8th April

Thoughts leading from the reading of Bob Hughes book ‘Dust and Magic’ - Talking to Carolyn Hassan at the Knowle West Media Centre - Thoughts about Peer2Peer, blogging (Stephen Hepple) - Seeing what you expect to see - IT solutions designed by large corporations, or by committee.
Wednesday, 8 April

It is going to be another what is happening rather than thinking block this time I think because there is not much that I'm thinking. Mind you there is a quote from Bob Hughes that I like which I think that I will put in about the best thinking happening when you're not thinking. And going through his book, I am not sure how much of it is relevant to what I am doing but the landscape, the idea of all these different possible routes, the fact that we explore a route but it is not necessarily going to be the best one. And actually in exploring the route it can change the topology depending on the route that you have taken. I certainly feel that what he says in his book, that Bill Gates led us up shit creek possibly, I am feeling that way piddling around with a Windows machine that doesn't want to behave, that comes up with illogical messages, that tells you to do something, you do it and then it doesn't do what it said it was going to do it does something totally different and then comes up with the same message again in an endless circle. and I find this happening so much with Windows, you go to the start menu to shut it down, once you tell it to shut down it asks you whether you're sure. that really isn't very good design to my mind as a graphic designer perhaps.

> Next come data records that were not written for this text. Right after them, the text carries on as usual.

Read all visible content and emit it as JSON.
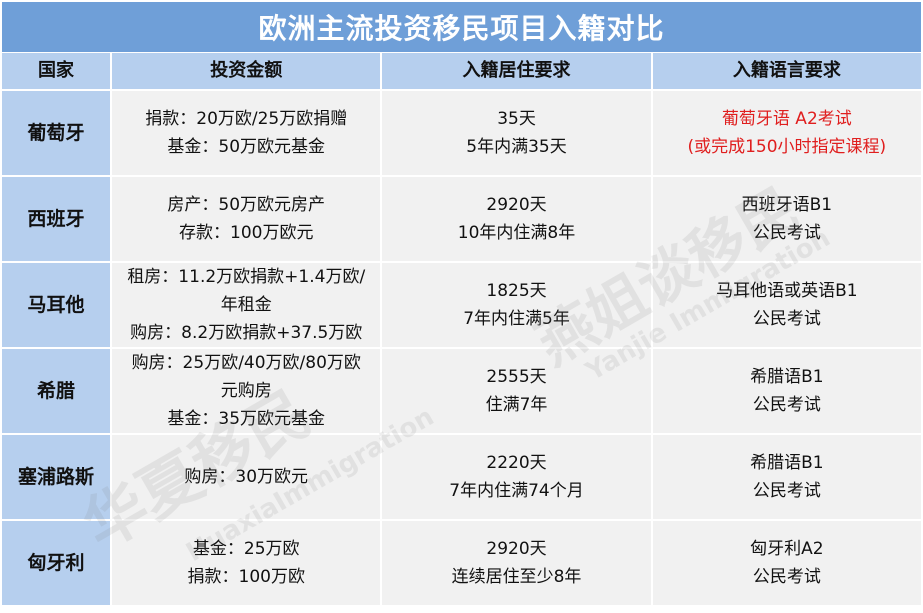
{
  "title": "欧洲主流投资移民项目入籍对比",
  "headers": [
    "国家",
    "投资金额",
    "入籍居住要求",
    "入籍语言要求"
  ],
  "rows": [
    {
      "country": "葡萄牙",
      "investment": [
        "捐款：20万欧/25万欧捐赠",
        "基金：50万欧元基金"
      ],
      "residence": [
        "35天",
        "5年内满35天"
      ],
      "language": [
        "葡萄牙语 A2考试",
        "(或完成150小时指定课程)"
      ],
      "language_color": "#e01e1e"
    },
    {
      "country": "西班牙",
      "investment": [
        "房产：50万欧元房产",
        "存款：100万欧元"
      ],
      "residence": [
        "2920天",
        "10年内住满8年"
      ],
      "language": [
        "西班牙语B1",
        "公民考试"
      ]
    },
    {
      "country": "马耳他",
      "investment": [
        "租房：11.2万欧捐款+1.4万欧/",
        "年租金",
        "购房：8.2万欧捐款+37.5万欧"
      ],
      "residence": [
        "1825天",
        "7年内住满5年"
      ],
      "language": [
        "马耳他语或英语B1",
        "公民考试"
      ]
    },
    {
      "country": "希腊",
      "investment": [
        "购房：25万欧/40万欧/80万欧",
        "元购房",
        "基金：35万欧元基金"
      ],
      "residence": [
        "2555天",
        "住满7年"
      ],
      "language": [
        "希腊语B1",
        "公民考试"
      ]
    },
    {
      "country": "塞浦路斯",
      "investment": [
        "购房：30万欧元"
      ],
      "residence": [
        "2220天",
        "7年内住满74个月"
      ],
      "language": [
        "希腊语B1",
        "公民考试"
      ]
    },
    {
      "country": "匈牙利",
      "investment": [
        "基金：25万欧",
        "捐款：100万欧"
      ],
      "residence": [
        "2920天",
        "连续居住至少8年"
      ],
      "language": [
        "匈牙利A2",
        "公民考试"
      ]
    }
  ],
  "watermarks": [
    "华夏移民",
    "HuaxiaImmigration",
    "燕姐谈移民",
    "Yanjie Immigration"
  ],
  "colors": {
    "title_bg": "#6f9fd8",
    "header_bg": "#b6cfee",
    "cell_bg": "#f1f1f1",
    "highlight": "#e01e1e"
  }
}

Talking to Carolyn Hassan about her project her essay on regeneration working with teenagers in Knowle West, which I think is much nearer the area that I will be working with, so I have made an appointment to go and visit her next week, and hopefully I will be able to see Emma Augustina again.

Putting some of my students work in competition today, their work on emotions and personality that we did very speedily.

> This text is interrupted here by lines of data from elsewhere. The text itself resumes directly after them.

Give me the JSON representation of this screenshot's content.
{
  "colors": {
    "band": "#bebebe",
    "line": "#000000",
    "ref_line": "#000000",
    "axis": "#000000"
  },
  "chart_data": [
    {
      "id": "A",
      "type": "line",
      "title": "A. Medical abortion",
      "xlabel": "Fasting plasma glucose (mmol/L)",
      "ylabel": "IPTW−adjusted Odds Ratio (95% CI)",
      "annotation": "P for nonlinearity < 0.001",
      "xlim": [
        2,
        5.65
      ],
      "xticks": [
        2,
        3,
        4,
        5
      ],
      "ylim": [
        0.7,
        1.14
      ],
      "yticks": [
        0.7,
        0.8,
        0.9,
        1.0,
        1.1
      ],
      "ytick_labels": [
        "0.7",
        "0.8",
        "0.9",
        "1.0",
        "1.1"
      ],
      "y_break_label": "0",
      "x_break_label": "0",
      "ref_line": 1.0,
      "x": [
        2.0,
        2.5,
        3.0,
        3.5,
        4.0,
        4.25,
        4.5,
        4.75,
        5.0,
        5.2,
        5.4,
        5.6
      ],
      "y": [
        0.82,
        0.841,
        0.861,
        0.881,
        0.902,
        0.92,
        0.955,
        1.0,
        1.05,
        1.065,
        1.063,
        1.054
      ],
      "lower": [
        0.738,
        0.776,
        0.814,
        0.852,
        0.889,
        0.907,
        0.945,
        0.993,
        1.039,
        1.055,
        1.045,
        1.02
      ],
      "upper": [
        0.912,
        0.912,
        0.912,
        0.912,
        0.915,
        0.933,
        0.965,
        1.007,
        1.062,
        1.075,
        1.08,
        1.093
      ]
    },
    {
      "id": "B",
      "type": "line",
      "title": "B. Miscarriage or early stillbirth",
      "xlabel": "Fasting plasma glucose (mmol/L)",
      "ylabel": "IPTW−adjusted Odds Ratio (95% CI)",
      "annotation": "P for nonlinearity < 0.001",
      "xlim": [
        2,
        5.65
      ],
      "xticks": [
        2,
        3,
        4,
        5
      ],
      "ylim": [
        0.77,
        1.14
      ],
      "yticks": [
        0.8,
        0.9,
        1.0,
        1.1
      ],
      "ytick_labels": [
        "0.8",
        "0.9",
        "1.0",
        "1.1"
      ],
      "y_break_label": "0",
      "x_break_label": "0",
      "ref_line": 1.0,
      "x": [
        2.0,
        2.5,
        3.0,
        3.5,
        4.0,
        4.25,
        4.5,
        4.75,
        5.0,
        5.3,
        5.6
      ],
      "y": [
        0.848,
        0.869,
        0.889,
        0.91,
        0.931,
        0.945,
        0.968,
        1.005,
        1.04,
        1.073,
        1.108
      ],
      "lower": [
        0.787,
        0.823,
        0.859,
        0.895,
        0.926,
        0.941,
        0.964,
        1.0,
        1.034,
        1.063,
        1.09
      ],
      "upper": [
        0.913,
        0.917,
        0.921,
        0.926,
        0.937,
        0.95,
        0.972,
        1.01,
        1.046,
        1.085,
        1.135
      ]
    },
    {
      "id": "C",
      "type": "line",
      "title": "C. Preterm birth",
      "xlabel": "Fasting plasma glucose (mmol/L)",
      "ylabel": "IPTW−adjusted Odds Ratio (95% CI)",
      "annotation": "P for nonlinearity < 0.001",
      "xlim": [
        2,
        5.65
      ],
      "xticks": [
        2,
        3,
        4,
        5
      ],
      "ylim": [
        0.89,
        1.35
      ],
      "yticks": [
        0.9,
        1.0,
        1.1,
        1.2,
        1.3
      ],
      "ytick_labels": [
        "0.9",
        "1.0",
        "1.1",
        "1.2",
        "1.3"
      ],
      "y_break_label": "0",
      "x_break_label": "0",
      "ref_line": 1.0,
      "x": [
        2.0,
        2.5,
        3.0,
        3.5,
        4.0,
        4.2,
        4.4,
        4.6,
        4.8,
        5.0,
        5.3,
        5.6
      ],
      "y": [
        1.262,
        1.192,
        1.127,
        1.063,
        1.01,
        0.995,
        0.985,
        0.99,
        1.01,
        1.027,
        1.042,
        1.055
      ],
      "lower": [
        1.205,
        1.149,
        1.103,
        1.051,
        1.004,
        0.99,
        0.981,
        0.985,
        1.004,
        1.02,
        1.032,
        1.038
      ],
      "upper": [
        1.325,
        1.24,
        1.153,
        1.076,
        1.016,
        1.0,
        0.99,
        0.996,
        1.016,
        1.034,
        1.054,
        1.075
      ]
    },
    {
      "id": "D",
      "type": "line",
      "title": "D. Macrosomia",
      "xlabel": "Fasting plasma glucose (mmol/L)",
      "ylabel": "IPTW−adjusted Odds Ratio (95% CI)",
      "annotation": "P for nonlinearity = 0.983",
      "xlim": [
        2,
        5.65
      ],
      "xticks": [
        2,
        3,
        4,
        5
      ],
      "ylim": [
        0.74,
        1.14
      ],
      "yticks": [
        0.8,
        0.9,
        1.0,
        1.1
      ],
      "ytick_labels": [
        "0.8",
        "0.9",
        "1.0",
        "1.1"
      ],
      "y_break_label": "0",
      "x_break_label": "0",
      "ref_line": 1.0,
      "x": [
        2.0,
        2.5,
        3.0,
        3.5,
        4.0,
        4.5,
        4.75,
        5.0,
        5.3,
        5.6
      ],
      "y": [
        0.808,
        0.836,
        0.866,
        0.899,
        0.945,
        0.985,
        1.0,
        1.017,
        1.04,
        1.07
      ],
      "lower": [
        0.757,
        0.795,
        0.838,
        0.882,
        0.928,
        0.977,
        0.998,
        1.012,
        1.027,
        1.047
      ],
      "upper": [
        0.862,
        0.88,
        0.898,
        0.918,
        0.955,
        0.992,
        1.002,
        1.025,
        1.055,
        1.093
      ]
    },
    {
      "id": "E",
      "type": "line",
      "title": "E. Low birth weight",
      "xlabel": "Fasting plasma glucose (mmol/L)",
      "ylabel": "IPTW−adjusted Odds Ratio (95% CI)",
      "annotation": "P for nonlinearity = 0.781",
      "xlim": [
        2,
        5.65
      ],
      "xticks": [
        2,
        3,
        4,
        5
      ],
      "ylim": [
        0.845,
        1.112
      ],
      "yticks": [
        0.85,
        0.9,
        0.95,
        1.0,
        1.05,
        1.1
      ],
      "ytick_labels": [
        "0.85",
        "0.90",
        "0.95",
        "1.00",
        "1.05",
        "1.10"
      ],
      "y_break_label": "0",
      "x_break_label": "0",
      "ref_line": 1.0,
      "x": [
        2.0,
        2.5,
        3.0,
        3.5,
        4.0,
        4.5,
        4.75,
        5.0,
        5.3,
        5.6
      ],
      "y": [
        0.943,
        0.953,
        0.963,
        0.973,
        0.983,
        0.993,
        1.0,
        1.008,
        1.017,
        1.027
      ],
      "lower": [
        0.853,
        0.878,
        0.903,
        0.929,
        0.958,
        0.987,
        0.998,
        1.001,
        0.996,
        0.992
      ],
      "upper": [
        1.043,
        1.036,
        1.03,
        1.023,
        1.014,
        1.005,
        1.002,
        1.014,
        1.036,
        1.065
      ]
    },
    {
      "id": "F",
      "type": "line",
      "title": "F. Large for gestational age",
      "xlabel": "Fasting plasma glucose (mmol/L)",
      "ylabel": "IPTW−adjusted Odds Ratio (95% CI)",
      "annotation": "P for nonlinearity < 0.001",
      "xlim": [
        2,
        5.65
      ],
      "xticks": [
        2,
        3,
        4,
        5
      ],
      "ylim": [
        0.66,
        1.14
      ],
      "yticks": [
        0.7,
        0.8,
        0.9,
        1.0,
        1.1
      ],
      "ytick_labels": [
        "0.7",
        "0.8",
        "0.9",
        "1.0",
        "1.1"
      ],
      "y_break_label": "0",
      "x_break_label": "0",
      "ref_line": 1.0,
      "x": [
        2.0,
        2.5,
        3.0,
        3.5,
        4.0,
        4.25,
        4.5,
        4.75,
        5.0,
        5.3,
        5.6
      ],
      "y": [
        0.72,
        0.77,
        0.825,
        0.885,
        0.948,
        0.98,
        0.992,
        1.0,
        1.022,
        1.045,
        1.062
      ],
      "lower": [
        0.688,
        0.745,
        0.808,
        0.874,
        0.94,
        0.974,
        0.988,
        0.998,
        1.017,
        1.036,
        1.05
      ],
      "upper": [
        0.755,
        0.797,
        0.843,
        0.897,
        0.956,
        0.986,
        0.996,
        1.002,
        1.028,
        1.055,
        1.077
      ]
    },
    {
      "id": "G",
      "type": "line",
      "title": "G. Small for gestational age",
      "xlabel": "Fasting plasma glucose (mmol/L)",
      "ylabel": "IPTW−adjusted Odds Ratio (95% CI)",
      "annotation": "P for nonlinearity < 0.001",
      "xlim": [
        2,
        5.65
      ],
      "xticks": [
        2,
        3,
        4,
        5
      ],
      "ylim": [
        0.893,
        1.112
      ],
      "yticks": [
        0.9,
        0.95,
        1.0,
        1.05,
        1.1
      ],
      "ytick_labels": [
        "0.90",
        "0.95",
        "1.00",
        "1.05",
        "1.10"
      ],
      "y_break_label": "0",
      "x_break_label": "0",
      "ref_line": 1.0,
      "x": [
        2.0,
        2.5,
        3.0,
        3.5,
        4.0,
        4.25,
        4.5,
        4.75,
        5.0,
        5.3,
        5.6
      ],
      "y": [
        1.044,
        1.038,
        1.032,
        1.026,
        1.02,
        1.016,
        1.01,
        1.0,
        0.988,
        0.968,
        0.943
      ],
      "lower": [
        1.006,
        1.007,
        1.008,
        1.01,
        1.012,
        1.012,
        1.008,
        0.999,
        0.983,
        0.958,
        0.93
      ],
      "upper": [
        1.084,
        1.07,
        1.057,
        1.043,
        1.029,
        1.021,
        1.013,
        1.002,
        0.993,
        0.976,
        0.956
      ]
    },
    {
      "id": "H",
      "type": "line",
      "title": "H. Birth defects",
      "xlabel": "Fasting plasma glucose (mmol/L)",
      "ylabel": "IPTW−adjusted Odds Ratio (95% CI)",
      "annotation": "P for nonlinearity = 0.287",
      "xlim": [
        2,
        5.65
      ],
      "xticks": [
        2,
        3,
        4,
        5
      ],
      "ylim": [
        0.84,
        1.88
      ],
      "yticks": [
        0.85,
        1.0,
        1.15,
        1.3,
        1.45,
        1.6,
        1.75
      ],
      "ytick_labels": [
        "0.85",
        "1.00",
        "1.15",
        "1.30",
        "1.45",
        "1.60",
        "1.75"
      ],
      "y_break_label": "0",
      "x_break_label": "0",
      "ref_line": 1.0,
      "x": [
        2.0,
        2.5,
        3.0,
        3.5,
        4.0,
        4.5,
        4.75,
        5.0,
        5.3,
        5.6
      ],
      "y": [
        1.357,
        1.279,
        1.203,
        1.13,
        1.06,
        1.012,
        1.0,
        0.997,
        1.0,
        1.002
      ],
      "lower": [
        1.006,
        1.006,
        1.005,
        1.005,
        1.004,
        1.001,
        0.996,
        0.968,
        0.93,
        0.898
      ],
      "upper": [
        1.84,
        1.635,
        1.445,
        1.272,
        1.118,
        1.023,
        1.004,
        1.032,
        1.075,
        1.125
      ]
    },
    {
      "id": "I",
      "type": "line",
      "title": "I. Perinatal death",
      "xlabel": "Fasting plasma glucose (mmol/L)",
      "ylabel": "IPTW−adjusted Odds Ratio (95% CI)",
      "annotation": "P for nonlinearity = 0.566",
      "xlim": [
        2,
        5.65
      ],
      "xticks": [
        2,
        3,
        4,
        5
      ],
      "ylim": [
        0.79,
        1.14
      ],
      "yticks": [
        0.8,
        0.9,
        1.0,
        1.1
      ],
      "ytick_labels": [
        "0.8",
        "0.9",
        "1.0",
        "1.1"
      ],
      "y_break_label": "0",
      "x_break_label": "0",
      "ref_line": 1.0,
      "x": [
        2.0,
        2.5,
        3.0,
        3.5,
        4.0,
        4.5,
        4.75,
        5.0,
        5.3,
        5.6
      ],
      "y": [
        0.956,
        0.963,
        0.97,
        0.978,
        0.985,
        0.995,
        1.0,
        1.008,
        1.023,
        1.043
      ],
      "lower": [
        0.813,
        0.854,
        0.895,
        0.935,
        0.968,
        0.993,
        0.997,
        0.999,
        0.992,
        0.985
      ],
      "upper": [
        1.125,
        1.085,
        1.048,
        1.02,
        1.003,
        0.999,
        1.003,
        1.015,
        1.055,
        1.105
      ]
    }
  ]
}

What was that other quote? I know, a quote from Stephen Heppel's blog it is maybe not relevant but he was saying that he finds a lot of the best work on this current thinking isn't in academic papers or published publications but is just online in blocks and from very surprising sources not necessarily the sources that you would think the best thinking to be coming from. And that fits in very well with ideas of peer to peer and web networking the wiki effect where everyone can have a say and everyone's sake can be important, in fact it fits beautifully with the Quaker idea of everyone being equal and they're not being someone above everyone else will I am sure that you do get the occasional genius and you get people who are thinking in a particular way, so they have a lot of experience behind them but that doesn't necessarily mean that everything that they are going to say is going to be correct in right and it may also mean that the way that they are looking is the way that they sort of have to look because they have gone down that path and the path leads on when they could have gone down a myriad of other paths.

Out of the mouths of children and babies. and that fits in with the ideas... that is what was being said about the games as well, did I just lose all that I don't think I did. How the games people, looking at games technology, a usually games players themselves. putting their periscope above the parapet, so they are coming from their particular viewpoint of being games developers or whatever, so really what they see is what they expect to see to an extent and if you have a completely new clear pair of eyes you can possibly see something new with them and inform, if you can get your voice heard. and the whole thing with web and web 2 is that to an extent everyone can get their voice heard, everyone can publish, although of course with millions and millions and millions of people doing that whoever reads it? Who was it done for and how does the clear thinking rise to the surface? But it does, going back to what Stephen was saying, Stephen Hepple and his blog, but he was saying that most of the exciting developments in IT that he as come across have not been written up in papers, not gone through the academic route, there from people just working away at the coalface chipping bits off. and that fits in with my thinking again back to Bob Hughes and these huge corporations creating IT systems that don't work, but fail, that cost millions more than they should have cost and don't deliver. IT solutions developed by committee when a single person or a little group of people working together in open source can produce a workable solution that doesn't have the same financial commitment or expectation behind it. I certainly find this at school with the Sims database and the School website that I know that I could do possibly differently but I think just as well, in fact perhaps better. Bob Hughes was also talking about a huge amount of time that gets wasted on computer stuff writing reports that didn't need to be written doing things one way, dictated by the media, the machine, when they would more easily have been done another way, a bit like my online agenda system as opposed to the whiteboard.